Le chant des anges a des liens avec les acclamations du peuple qui accompagnera Jésus au début de la semaine de la Passion lors de son entrée à Jérusalem; le peuple criera : « Béni soit celui qui vient, le Roi au nom du Seigneur. Paix dans le ciel et gloire au plus haut des cieux! » (Lc 19,38). La paix et la gloire qui règnent au ciel doivent être accomplies, réalisées par Jésus sur la terre. L’entrée de Jésus à Jérusalem, où l’attendent la mort et l’exaltation, achèvera l’œuvre du salut; la paix et la gloire du ciel seront données aux hommes. Cette acclamation doit être comprise comme une prière, comme cette prière juive : « Celui qui établit la paix dans ses hauteurs, celui-là veut nous donner la paix, à nous et à tout le peuple ». Ce que la naissance de Jésus a commencé de réaliser, sa mort l’accomplira. L’entrée dans le monde trouve son accomplissement dans l’entrée à Jérusalem et dans la venue dans la gloire du Roi de l’univers lors de la Parousie. Bethléem – Jérusalem – le monde, l’univers, – telles sont les grandes étapes ou stations de l’histoire du salut. Jérusalem se trouve au milieu, c’est la ville de l’enlèvement (cf. Lc 9,51) sur la croix et dans le ciel (cf. Lc 24,51).

« Gloire à Dieu au plus haut des cieux, et paix sur la terre aux hommes qu’il aime ! »

À l’occasion de son dernier message de Noël, le 25 décembre 1977, le bienheureux Paul VI a fait une merveilleuse synthèse du contenu de cet hymne angélique :

« …L’Évangile est là tout entier; son contenu de salut réel et de libération authentique est enclos dans ces brèves expressions qui, comme une musique secrète, enveloppent la pauvreté nue de la crèche de Bethléem, où naît — homme pour les hommes — le Fils même de Dieu.
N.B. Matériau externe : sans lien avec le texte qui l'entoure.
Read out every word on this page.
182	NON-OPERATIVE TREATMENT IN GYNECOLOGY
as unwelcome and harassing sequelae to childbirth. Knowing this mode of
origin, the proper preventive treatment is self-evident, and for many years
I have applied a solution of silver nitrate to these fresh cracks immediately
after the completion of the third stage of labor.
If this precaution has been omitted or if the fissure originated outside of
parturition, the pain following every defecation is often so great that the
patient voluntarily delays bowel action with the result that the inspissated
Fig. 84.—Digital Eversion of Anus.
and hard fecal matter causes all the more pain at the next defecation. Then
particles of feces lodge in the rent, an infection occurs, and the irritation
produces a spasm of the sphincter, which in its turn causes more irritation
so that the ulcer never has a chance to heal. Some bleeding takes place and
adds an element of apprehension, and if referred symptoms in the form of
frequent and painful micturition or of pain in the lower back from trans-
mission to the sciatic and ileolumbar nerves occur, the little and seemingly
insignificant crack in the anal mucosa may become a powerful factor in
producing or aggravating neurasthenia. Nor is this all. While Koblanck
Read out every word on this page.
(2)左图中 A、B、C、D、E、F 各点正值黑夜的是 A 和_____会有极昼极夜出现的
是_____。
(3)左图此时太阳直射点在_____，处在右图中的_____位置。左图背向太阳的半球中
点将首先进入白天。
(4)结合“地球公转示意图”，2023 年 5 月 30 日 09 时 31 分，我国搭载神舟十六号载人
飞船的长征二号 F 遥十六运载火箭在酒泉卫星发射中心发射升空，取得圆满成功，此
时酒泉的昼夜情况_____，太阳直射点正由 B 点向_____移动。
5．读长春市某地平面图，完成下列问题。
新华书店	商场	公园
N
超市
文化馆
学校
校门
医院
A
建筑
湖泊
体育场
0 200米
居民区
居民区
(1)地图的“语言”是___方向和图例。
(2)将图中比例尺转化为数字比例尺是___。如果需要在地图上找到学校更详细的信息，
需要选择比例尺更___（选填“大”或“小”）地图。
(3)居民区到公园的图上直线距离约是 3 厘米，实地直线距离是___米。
Le rapport entre Dieu et l’homme est restauré, et s’ouvre pour ce dernier, comme une invitation rassurante et béatifiante, le double chemin de la gloire de Dieu et de la paix avec les autres hommes.
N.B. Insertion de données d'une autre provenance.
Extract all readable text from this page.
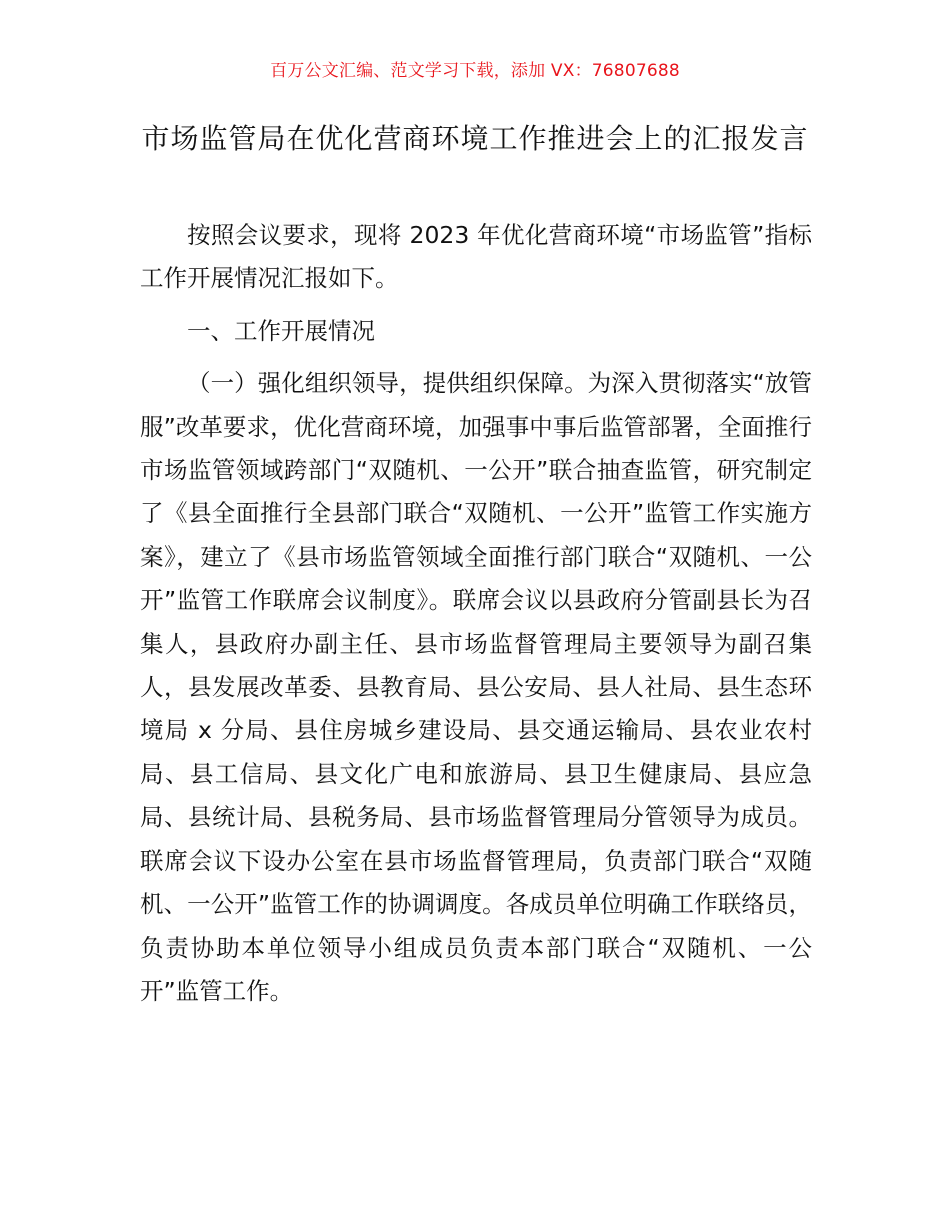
百万公文汇编、范文学习下载，添加 VX：76807688
市场监管局在优化营商环境工作推进会上的汇报发言

按照会议要求，现将 2023 年优化营商环境“市场监管”指标工作开展情况汇报如下。

一、工作开展情况

（一）强化组织领导，提供组织保障。为深入贯彻落实“放管服”改革要求，优化营商环境，加强事中事后监管部署，全面推行市场监管领域跨部门“双随机、一公开”联合抽查监管，研究制定了《县全面推行全县部门联合“双随机、一公开”监管工作实施方案》，建立了《县市场监管领域全面推行部门联合“双随机、一公开”监管工作联席会议制度》。联席会议以县政府分管副县长为召集人，县政府办副主任、县市场监督管理局主要领导为副召集人，县发展改革委、县教育局、县公安局、县人社局、县生态环境局 x 分局、县住房城乡建设局、县交通运输局、县农业农村局、县工信局、县文化广电和旅游局、县卫生健康局、县应急局、县统计局、县税务局、县市场监督管理局分管领导为成员。联席会议下设办公室在县市场监督管理局，负责部门联合“双随机、一公开”监管工作的协调调度。各成员单位明确工作联络员，负责协助本单位领导小组成员负责本部门联合“双随机、一公开”监管工作。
Ne nous laissons pas étonner, déconcerter, scandaliser par la simplicité élémentaire de ces paroles: hommes d’un siècle de grand progrès technologique, il nous est nécessaire et indispensable de retrouver la saveur et le goût des choses plus humbles et plus vraies. C’est la première condition pour découvrir la joie, la sérénité et la paix qui sont les dimensions originales de la vie humaine, touchée par le message évangélique. Accueillons donc, en ce jour lumineux, l’appel de l’ange et celui de l’Évangile, et répétons-le pour susciter en nous une adhésion plus convaincue et plus assurée : là où Dieu est honoré, l’homme aussi est honoré ; la gloire de Dieu est le fondement de la dignité de l’homme ; la naissance du Christ marque, au nom du Père des cieux, le chemin de la paix sur la terre. « La naissance du Seigneur est la naissance de la paix » (Saint Léon, Sermon XXVI, 5).

Né dans « la maison du pain » (c’est le sens étymologique de Bethléem), Jésus a voulu que le pain devienne signe de sa présence au milieu de nous; en effet, le pain et le vin qui l’accompagne expriment, plus que toute autre réalité, le partage et le don que fut toute la vie de Jésus. Il s’est donné à ses frères et sœurs et il s’est livré pour eux. C’est pourquoi, il a pu affirmer, avec tant de force, qu’on le rencontre chaque fois que l’on accueille le plus petit d’entre les siens. Veillons donc à ne jamais séparer ces deux sacrements de sa présence : l’identité avec les plus fragiles et l’Eucharistie! Amen! Joyeux Noël!